The sheriff shook his head. As yet they had no proof against their enemies. Yet there was something in the matter-of-fact way Allen spoke that made him hope their difficulties would be over soon.

“Yuh got a back door here?” Allen asked.

The sheriff led him to the small door that opened into a vacant lot behind the jail.

“Yuh tell Dutchy not to let Snippets out of his sight,” Allen gave his final warning. He vanished into the night.

Scarcely had the door closed on him when some one pounded on the front door. The sheriff opened it to an excited news bearer.

“Some one knifed Doc Robinson,” gasped the man.

The sheriff called two of his deputies and ran to the doctor’s house. The doctor had been knifed in bed. No one had seen the murderer come or go.
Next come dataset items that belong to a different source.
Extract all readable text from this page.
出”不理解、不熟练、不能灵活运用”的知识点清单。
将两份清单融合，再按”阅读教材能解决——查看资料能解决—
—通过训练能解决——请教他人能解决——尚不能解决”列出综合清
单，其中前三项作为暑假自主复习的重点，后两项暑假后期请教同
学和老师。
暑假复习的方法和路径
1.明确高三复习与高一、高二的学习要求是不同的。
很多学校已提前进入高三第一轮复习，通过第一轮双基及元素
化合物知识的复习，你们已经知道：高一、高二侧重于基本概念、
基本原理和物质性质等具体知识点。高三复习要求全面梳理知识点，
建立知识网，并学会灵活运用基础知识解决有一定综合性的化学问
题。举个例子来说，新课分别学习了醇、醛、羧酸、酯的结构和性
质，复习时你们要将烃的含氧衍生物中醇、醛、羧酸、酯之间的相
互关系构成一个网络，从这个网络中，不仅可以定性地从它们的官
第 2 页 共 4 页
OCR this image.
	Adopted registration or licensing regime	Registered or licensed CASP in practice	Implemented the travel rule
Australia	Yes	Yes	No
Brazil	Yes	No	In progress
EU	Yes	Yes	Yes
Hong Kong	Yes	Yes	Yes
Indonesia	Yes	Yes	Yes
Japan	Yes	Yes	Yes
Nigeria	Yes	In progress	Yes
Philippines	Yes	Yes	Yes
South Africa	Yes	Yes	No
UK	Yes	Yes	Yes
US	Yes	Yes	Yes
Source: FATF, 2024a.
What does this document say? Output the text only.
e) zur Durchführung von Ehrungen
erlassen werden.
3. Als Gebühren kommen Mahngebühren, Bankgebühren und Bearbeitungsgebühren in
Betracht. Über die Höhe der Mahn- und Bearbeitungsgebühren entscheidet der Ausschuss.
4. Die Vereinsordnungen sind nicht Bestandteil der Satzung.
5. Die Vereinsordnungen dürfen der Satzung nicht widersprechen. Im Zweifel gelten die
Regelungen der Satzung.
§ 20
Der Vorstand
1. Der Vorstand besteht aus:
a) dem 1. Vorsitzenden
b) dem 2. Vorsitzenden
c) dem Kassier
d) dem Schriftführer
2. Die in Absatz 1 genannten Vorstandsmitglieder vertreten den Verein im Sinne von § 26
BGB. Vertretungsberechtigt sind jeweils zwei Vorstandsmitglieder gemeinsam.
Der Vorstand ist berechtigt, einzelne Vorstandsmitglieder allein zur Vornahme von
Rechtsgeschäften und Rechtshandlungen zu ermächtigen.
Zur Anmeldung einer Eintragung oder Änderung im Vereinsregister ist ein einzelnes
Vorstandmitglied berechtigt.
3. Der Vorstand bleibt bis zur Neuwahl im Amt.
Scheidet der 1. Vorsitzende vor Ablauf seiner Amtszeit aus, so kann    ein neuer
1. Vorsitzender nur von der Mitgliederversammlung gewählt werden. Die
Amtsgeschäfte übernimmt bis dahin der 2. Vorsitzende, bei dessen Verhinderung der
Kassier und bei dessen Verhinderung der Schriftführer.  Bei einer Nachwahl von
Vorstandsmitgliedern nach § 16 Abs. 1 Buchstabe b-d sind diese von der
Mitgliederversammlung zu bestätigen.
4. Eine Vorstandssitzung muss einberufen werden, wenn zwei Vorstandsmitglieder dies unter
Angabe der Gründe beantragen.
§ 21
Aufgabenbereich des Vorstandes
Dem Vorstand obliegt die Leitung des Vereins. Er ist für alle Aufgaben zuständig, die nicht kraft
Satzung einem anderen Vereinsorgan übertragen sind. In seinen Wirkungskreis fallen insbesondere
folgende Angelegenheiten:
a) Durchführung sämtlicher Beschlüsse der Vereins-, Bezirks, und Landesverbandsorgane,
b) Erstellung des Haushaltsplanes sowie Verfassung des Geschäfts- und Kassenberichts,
With a sick feeling, the sheriff remembered Allen’s story of the fatal list. He left the deputies in charge and went to warn the others of that death list. Each took it seriously and quietly, with the exception of Jim Hogg, who sputtered and insisted he had a right to know who was going to attack him and why.

“I don’t know who, but the why of it is because yuh’re an honest man,” Tom Powers told him.

The sheriff found Dutchy in his usual place before the judge’s house. When the sheriff gave him Allen’s message his only reply was a grunt of reassurance.